Grease For The Juice
About 61 percent of electricity transmitted by “utility-scale” power plants in the United States is generated from fossil fuels, coal, natural gas, petroleum, and other gases, according to the DOE.About 20 percent of the nation’s electricity comes from renewable energy sources, the DOE documented in 2021, while nearly 19 percent stems from nuclear energy plants.
The 55 nuclear power plants across 28 states include 93 operating commercial reactors and are, on average, 40 years old, according to the U.S. Nuclear Regulatory Commission. The new last nuclear plant to come online was in 2016, the first new one since 1996.
As such, it is a popular energy source among those who regard “green energy” development as a key priority and is provided significant grant potential in Biden energy laws and rules, including the Bilateral Infrastructure Law and the Infrastructure Reduction Act.
Replace Plants, Double Output
In December 2020, Congress made $75 million available to establish a Uranium Reserve Program and purchase uranium from domestic producers. The 2022 Bilateral Infrastructure Law funds a Civil Nuclear Credit Program that gives priority to reactors that use uranium “produced, converted, enriched, and fabricated into fuel assemblies in the United States.”The Manchin-Barrasso NSFA directs the DOE to accelerate “on-shoring nuclear fuel production to ensure a disruption in Russian uranium supply [that] would not impact the development of advanced reactors or the operation of the United States’ light-water reactor fleet.”

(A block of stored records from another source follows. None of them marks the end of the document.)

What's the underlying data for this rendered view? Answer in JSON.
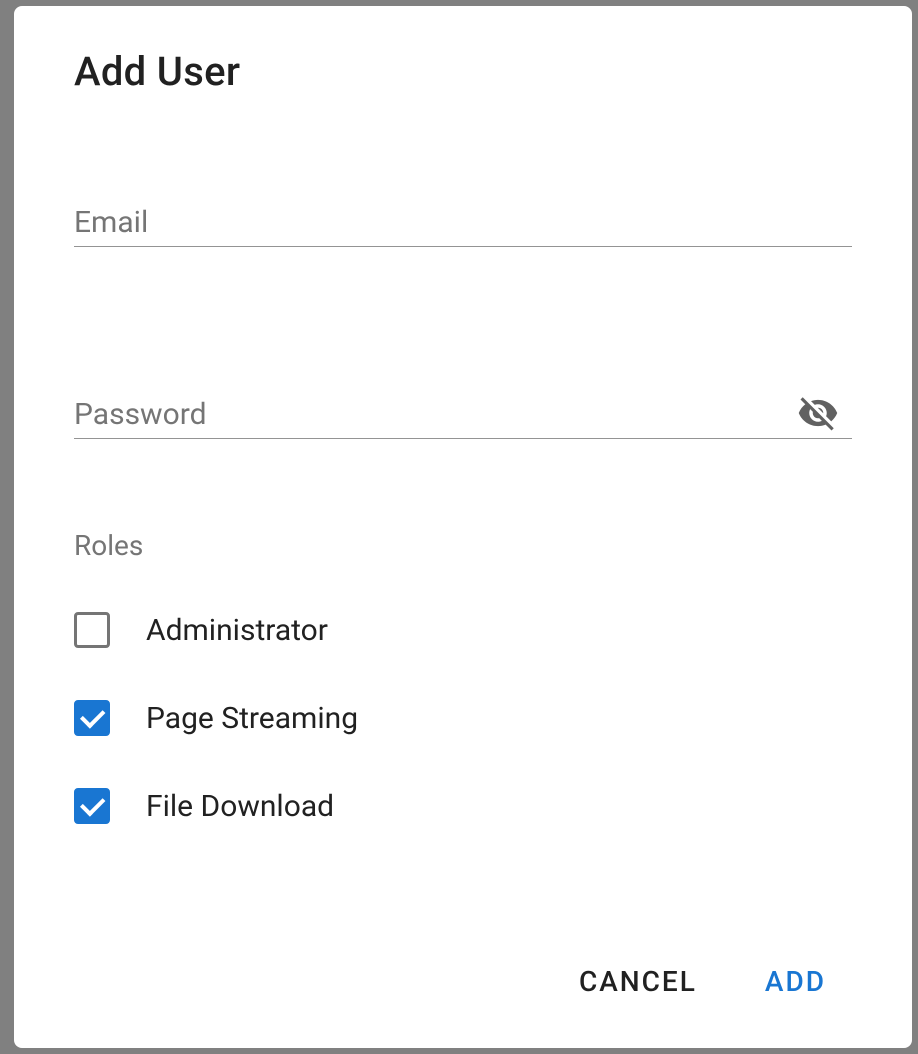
{
  "dialog": {
    "title": "Add User",
    "fields": {
      "email": {
        "label": "Email",
        "value": ""
      },
      "password": {
        "label": "Password",
        "value": ""
      }
    },
    "roles": {
      "heading": "Roles",
      "options": [
        {
          "label": "Administrator",
          "checked": false
        },
        {
          "label": "Page Streaming",
          "checked": true
        },
        {
          "label": "File Download",
          "checked": true
        }
      ]
    },
    "actions": {
      "cancel": "CANCEL",
      "add": "ADD"
    }
  }
}
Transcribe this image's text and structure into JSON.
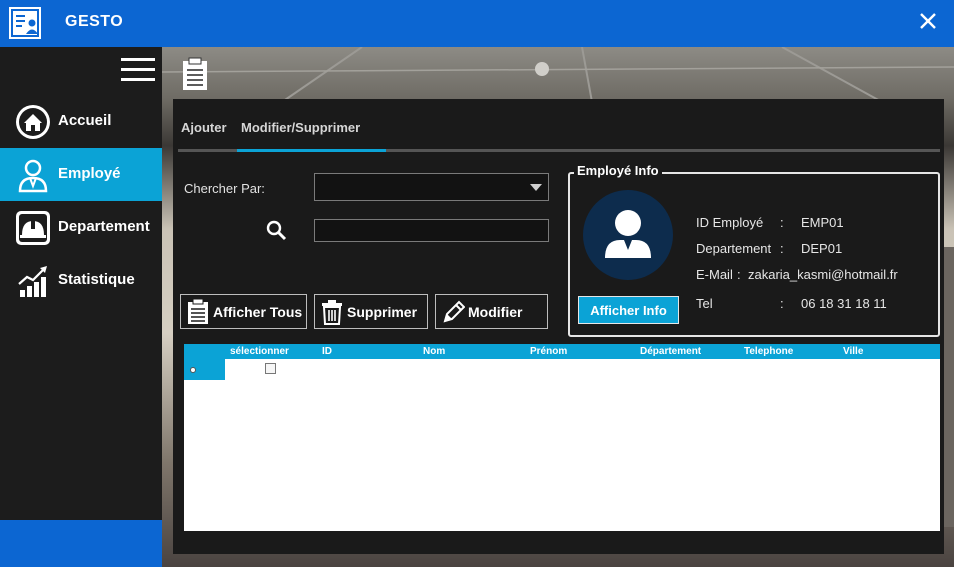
{
  "app": {
    "title": "GESTO"
  },
  "sidebar": {
    "items": [
      {
        "label": "Accueil",
        "icon": "home-icon",
        "active": false
      },
      {
        "label": "Employé",
        "icon": "user-icon",
        "active": true
      },
      {
        "label": "Departement",
        "icon": "hardhat-icon",
        "active": false
      },
      {
        "label": "Statistique",
        "icon": "chart-icon",
        "active": false
      }
    ]
  },
  "tabs": [
    {
      "label": "Ajouter",
      "active": false
    },
    {
      "label": "Modifier/Supprimer",
      "active": true
    }
  ],
  "search": {
    "label": "Chercher Par:",
    "select_value": "",
    "input_value": ""
  },
  "buttons": {
    "show_all": "Afficher Tous",
    "delete": "Supprimer",
    "edit": "Modifier",
    "show_info": "Afficher Info"
  },
  "employee_info": {
    "title": "Employé Info",
    "fields": [
      {
        "label": "ID Employé",
        "sep": ":",
        "value": "EMP01"
      },
      {
        "label": "Departement",
        "sep": ":",
        "value": "DEP01"
      },
      {
        "label": "E-Mail",
        "sep": ":",
        "value": "zakaria_kasmi@hotmail.fr"
      },
      {
        "label": "Tel",
        "sep": ":",
        "value": "06 18 31 18 11"
      }
    ]
  },
  "table": {
    "columns": [
      "sélectionner",
      "ID",
      "Nom",
      "Prénom",
      "Département",
      "Telephone",
      "Ville"
    ],
    "rows": [
      {
        "selected": false
      }
    ]
  },
  "colors": {
    "titlebar": "#0c66d2",
    "accent": "#0ba3d6",
    "sidebar": "#1c1c1c",
    "panel": "#1a1a1a"
  }
}
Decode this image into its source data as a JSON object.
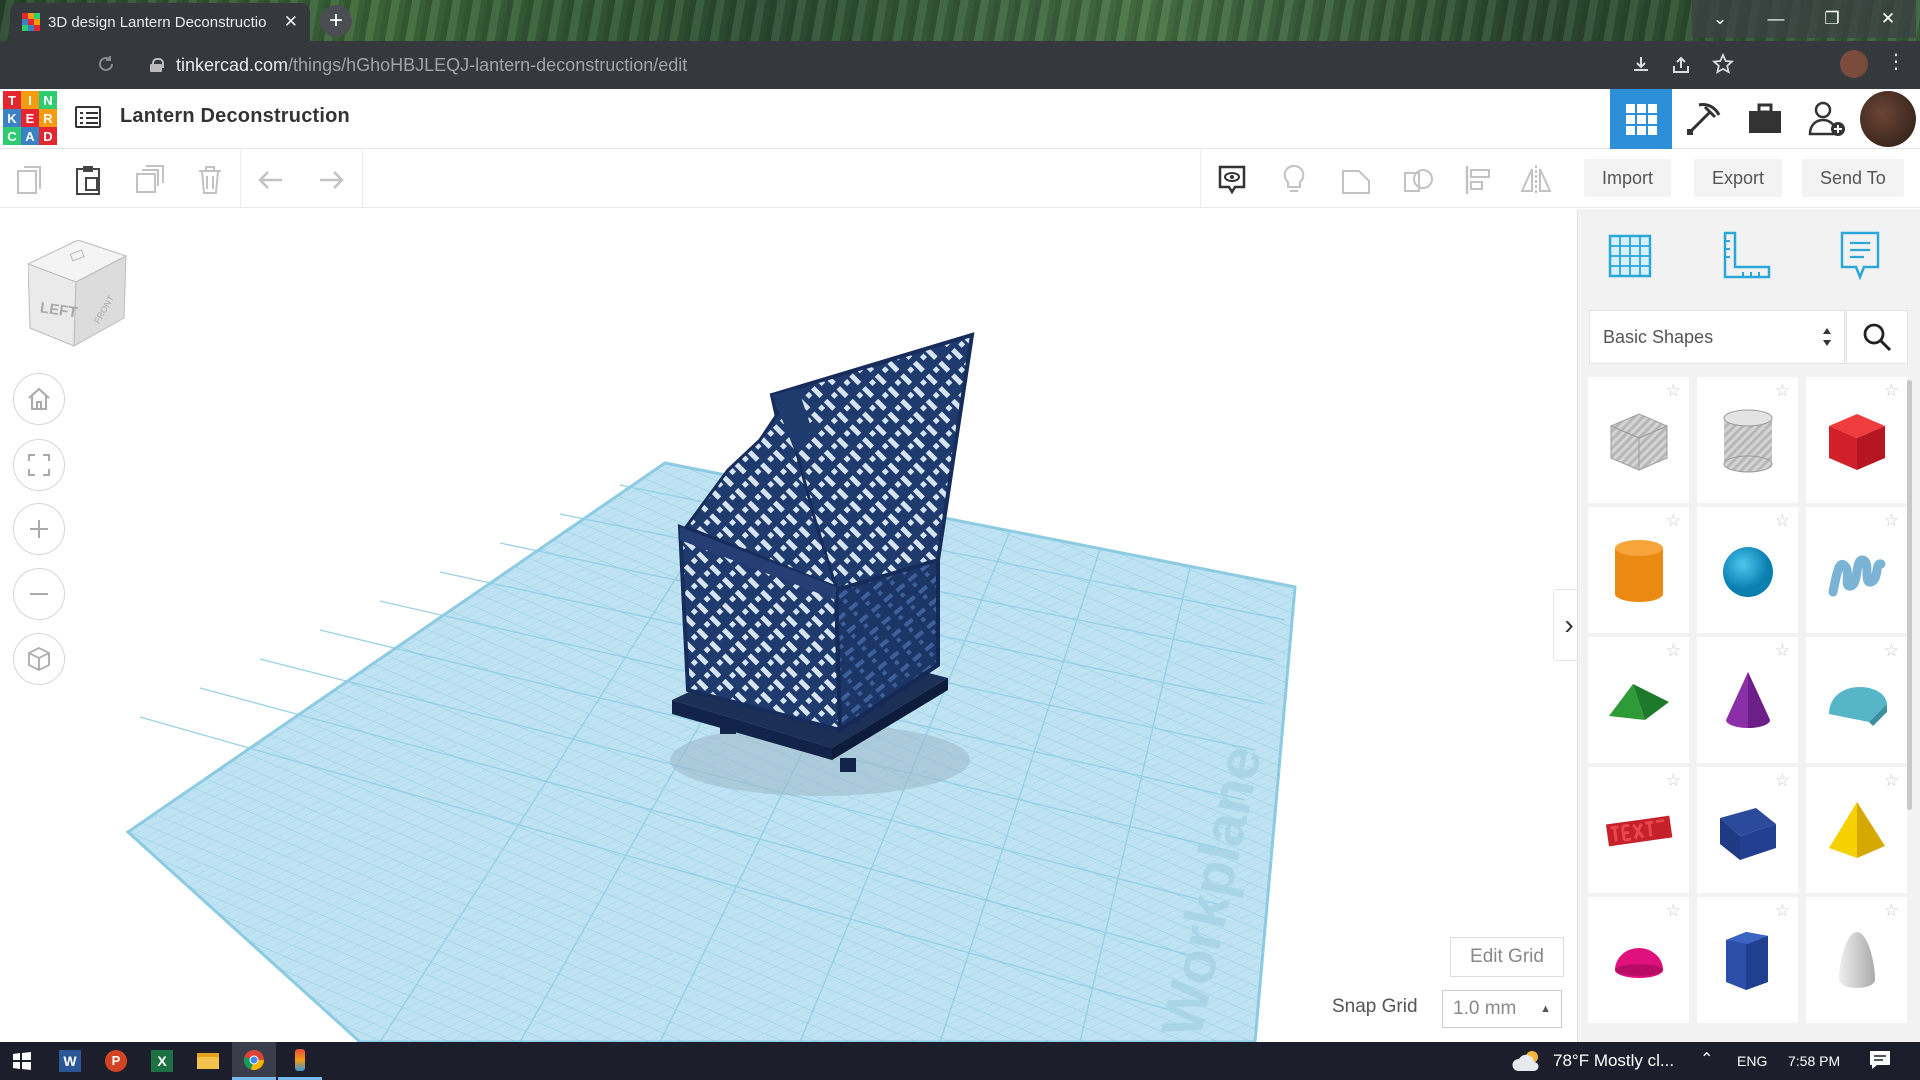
{
  "browser": {
    "tab_title": "3D design Lantern Deconstructio",
    "tab_close": "✕",
    "new_tab": "+",
    "url_host": "tinkercad.com",
    "url_path": "/things/hGhoHBJLEQJ-lantern-deconstruction/edit",
    "window_controls": [
      "⌄",
      "—",
      "❐",
      "✕"
    ]
  },
  "app": {
    "logo_letters": [
      "T",
      "I",
      "N",
      "K",
      "E",
      "R",
      "C",
      "A",
      "D"
    ],
    "logo_colors": [
      "#e3262f",
      "#f39c12",
      "#2ecc71",
      "#3a82c4",
      "#e3262f",
      "#f39c12",
      "#2ecc71",
      "#3a82c4",
      "#e3262f"
    ],
    "design_title": "Lantern Deconstruction",
    "accent": "#2d8fd8"
  },
  "toolbar": {
    "import_label": "Import",
    "export_label": "Export",
    "sendto_label": "Send To"
  },
  "viewport": {
    "viewcube_face": "LEFT",
    "viewcube_side": "FRONT",
    "workplane_text": "Workplane",
    "edit_grid_label": "Edit Grid",
    "snap_grid_label": "Snap Grid",
    "snap_grid_value": "1.0 mm"
  },
  "panel": {
    "category": "Basic Shapes",
    "shapes": [
      {
        "name": "Box (hole)",
        "icon": "box-striped-icon"
      },
      {
        "name": "Cylinder (hole)",
        "icon": "cylinder-striped-icon"
      },
      {
        "name": "Box",
        "icon": "box-red-icon"
      },
      {
        "name": "Cylinder",
        "icon": "cylinder-orange-icon"
      },
      {
        "name": "Sphere",
        "icon": "sphere-blue-icon"
      },
      {
        "name": "Scribble",
        "icon": "scribble-icon"
      },
      {
        "name": "Roof",
        "icon": "roof-green-icon"
      },
      {
        "name": "Cone",
        "icon": "cone-purple-icon"
      },
      {
        "name": "Round Roof",
        "icon": "round-roof-teal-icon"
      },
      {
        "name": "Text",
        "icon": "text-red-icon"
      },
      {
        "name": "Wedge",
        "icon": "wedge-navy-icon"
      },
      {
        "name": "Pyramid",
        "icon": "pyramid-yellow-icon"
      },
      {
        "name": "Half Sphere",
        "icon": "half-sphere-magenta-icon"
      },
      {
        "name": "Polygon",
        "icon": "polygon-blue-icon"
      },
      {
        "name": "Paraboloid",
        "icon": "paraboloid-grey-icon"
      }
    ]
  },
  "taskbar": {
    "weather": "78°F  Mostly cl...",
    "language": "ENG",
    "time": "7:58 PM"
  }
}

The NFSA would authorize $3.5 billion over 10 years for nuclear fuel security and calls upon the DOE to “expeditiously increase domestic production” of both low-enriched uranium and high-assay low-enriched uranium to “ensure the availability of domestically produced, converted, enriched, deconverted, and reduced uranium.”
DOE Assistant Secretary Kathryn Huff, who manages the Office of Nuclear Energy, said the department’s emphasis in coming years will be promoting the development of small modular reactors and trying to convince the public to invest in a new generation of nuclear power plants to replace the nation’s aging plants.

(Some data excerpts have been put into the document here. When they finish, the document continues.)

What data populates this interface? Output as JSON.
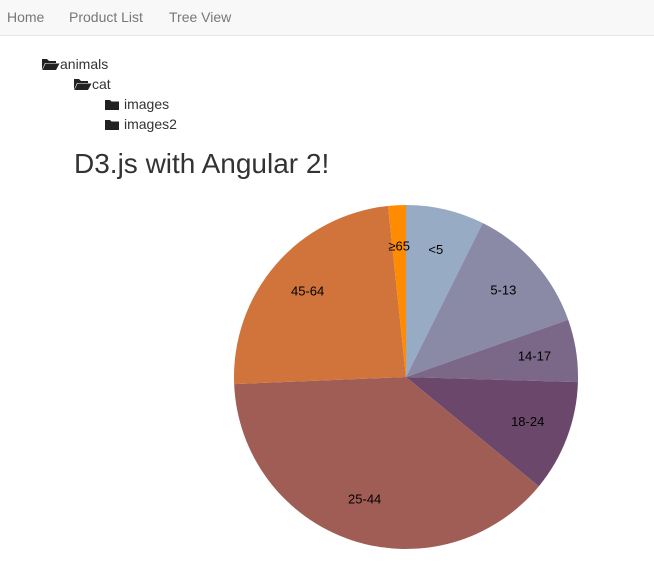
{
  "nav": {
    "items": [
      {
        "label": "Home"
      },
      {
        "label": "Product List"
      },
      {
        "label": "Tree View"
      }
    ]
  },
  "tree": {
    "root": {
      "label": "animals",
      "icon": "folder-open-icon"
    },
    "child": {
      "label": "cat",
      "icon": "folder-open-icon"
    },
    "leaves": [
      {
        "label": "images",
        "icon": "folder-icon"
      },
      {
        "label": "images2",
        "icon": "folder-icon"
      }
    ]
  },
  "page": {
    "title": "D3.js with Angular 2!"
  },
  "chart_data": {
    "type": "pie",
    "categories": [
      "<5",
      "5-13",
      "14-17",
      "18-24",
      "25-44",
      "45-64",
      "≥65"
    ],
    "values": [
      2704659,
      4499890,
      2159981,
      3853788,
      14106543,
      8819342,
      612463
    ],
    "colors": [
      "#98abc5",
      "#8a89a6",
      "#7b6888",
      "#6b486b",
      "#a05d56",
      "#d0743c",
      "#ff8c00"
    ],
    "start": "top",
    "direction": "clockwise"
  }
}
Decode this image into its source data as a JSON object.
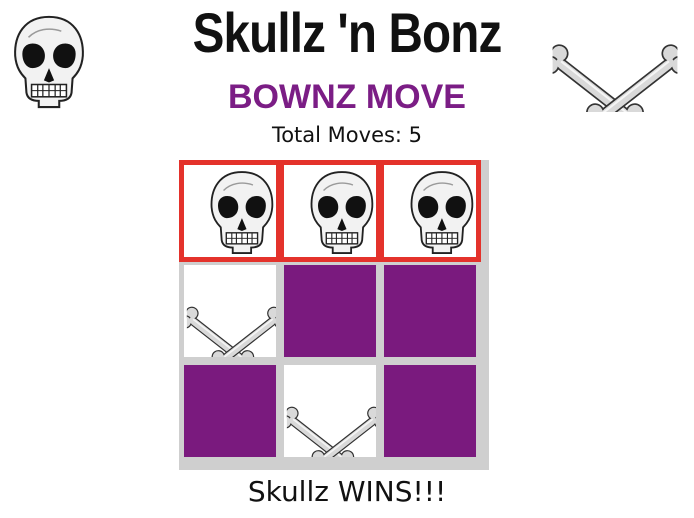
{
  "header": {
    "title": "Skullz 'n Bonz",
    "left_icon": "skull-icon",
    "right_icon": "crossbones-icon"
  },
  "status": {
    "turn": "BOWNZ MOVE",
    "moves": "Total Moves: 5"
  },
  "board": {
    "cells": [
      "skull",
      "skull",
      "skull",
      "bones",
      "empty",
      "empty",
      "empty",
      "bones",
      "empty"
    ],
    "winning_cells": [
      0,
      1,
      2
    ]
  },
  "result": "Skullz WINS!!!",
  "colors": {
    "accent": "#7b1d85",
    "empty_cell": "#7a1a7e",
    "win_border": "#e4322b",
    "board_bg": "#cfcfcf"
  }
}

Huff, in position papers on the DOE’s website and in media interviews, said her immediate goal is to sustain nuclear energy’s 20-percent share of electric grid production through 2050.
Doing that, the DOE says, will require building new plants, which is an expensive and lengthy process. But, by just replacing older plants with newer, more advanced iterations, the DOE maintains nuclear energy could power half the nation’s electrical grid by 2050.